One month into a new presidency. He’s checking things off his list he promised to do. One yet to be done has to do with major tax reform.
There’s not enough room in a small column like this to go over all Donald Trump’s proposals, but here are a few that will impact most Americans which seem to have a high likelihood of getting passed through Congress.
Corporate taxes will go down! Currently the top rate is 35 percent, which is so much higher than almost the entire rest of the world we’re experiencing companies repatriating to other countries to escape this burden. The Donald wants to drop it by more than half to 15 percent. Congress will probably settle somewhere in the low 20s, though.
One of Trump’s proposals that might happen is to tax all businesses, regardless of entity type at the same rates. As an example, that means a self-employed business owner reporting on Schedule C of their personal tax return will see their business earnings taxed using the same lower rates. Probably like what is currently done with Capital Gains and Qualified Dividends (a separate tax computation worksheet).
One-time 10 percent tax on repatriated corporate earnings from overseas. The purpose is to get large corporations who have large stashes of cash offshore to bring it back into the U.S. and invest it in U.S. job growth. Some estimates are 2-3 trillion dollars would come back into the U.S. if this were enacted. Do we hear money to build the wall? (10 percent of 3 trillion dollars is $300 billion)!
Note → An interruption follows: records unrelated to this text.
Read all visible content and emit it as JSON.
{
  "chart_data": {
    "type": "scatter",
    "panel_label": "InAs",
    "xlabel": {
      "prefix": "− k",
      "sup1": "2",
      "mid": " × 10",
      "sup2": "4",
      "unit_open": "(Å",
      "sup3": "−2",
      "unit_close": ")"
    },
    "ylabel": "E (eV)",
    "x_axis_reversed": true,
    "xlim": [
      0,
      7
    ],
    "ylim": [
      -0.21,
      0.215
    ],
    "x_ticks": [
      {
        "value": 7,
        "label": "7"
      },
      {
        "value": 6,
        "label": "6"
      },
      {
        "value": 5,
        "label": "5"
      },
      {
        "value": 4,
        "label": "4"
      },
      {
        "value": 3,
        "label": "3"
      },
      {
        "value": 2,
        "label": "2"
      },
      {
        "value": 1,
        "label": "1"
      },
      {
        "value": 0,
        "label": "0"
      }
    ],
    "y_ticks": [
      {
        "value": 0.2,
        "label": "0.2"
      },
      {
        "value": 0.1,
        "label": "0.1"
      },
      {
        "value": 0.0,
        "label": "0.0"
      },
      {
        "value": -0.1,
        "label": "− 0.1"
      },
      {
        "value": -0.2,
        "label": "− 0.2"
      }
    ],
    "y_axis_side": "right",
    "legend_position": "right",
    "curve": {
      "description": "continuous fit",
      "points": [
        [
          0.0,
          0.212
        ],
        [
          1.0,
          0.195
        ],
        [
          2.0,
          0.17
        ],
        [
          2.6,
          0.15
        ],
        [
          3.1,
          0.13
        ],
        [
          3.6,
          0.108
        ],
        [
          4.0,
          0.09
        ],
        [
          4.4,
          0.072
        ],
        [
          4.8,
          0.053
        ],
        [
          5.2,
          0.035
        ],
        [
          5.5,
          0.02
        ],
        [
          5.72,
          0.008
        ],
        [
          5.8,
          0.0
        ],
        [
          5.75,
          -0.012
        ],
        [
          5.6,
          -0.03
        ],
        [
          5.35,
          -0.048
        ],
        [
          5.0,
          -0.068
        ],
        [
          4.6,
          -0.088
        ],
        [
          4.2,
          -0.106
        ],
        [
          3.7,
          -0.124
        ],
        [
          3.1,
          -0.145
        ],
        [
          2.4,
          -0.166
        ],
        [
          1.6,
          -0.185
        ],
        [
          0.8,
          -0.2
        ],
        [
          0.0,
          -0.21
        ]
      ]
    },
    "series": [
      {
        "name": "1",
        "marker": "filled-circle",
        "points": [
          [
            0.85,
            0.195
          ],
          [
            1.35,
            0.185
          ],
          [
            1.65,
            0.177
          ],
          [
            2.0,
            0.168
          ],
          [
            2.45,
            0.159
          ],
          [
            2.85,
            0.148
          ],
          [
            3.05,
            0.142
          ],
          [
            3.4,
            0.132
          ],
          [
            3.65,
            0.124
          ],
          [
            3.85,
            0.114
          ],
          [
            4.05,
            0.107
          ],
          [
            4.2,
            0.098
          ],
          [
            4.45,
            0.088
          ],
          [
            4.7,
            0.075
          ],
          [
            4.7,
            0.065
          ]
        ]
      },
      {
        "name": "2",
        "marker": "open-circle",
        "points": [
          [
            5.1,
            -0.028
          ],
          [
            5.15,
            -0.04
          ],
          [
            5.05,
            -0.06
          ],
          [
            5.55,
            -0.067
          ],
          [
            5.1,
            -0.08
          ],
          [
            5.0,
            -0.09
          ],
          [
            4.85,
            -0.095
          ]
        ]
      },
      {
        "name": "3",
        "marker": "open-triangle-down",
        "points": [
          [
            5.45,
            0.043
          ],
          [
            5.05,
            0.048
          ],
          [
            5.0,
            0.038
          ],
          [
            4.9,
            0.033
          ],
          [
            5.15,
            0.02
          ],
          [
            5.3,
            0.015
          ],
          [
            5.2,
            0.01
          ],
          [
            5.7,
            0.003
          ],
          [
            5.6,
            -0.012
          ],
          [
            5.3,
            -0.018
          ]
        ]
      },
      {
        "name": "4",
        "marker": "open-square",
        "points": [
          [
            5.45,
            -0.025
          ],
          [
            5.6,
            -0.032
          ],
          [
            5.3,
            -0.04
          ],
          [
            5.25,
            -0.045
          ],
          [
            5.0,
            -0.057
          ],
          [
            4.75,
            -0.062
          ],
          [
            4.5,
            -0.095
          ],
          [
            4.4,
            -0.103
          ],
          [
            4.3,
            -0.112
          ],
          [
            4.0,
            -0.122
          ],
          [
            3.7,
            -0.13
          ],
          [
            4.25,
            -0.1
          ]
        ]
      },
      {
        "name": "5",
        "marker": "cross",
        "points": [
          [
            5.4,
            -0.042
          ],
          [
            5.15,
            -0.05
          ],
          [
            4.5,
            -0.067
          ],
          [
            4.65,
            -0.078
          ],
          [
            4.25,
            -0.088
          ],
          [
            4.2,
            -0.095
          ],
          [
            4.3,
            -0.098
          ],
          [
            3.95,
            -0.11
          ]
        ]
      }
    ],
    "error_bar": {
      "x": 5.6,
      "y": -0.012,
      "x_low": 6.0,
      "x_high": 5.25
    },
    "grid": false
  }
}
Expensing all new manufacturing investment rather than capitalizing the costs. Currently, when a company expands a plant, it usually has to write that off over many years. The president is proposing to allow writing off 100 percent of new investments into expanding operations in the U.S. for manufactures all in one year. This defers tax a bit, but over the long haul, the U.S. government would get the same tax, and probably more if those investments increase business profits. (Downside would be the elimination of the Section 199 manufacturing deduction and all other business credits except research credit).
Individuals would see some major beneficial changes as well. Simplify the tax rate structure down to just three rates (12 percent, 25 percent, and 33 percent). The Standard Deductions would jump up to $15,000 for singles and double that to $30,000 for married folks. Alternative Minimum Tax (a disaster that doesn’t do what it was designed to do) is on the chopping block. So is the Obamacare Net Investment Income Tax. An increase in Earned Income Tax Credit, and providing an above-the-line deduction for dependent care expenses is also highly likely.
Did you hear? Proverbs 22:11: “He who loves purity of heart and has grace on his lips, the king will be his friend.”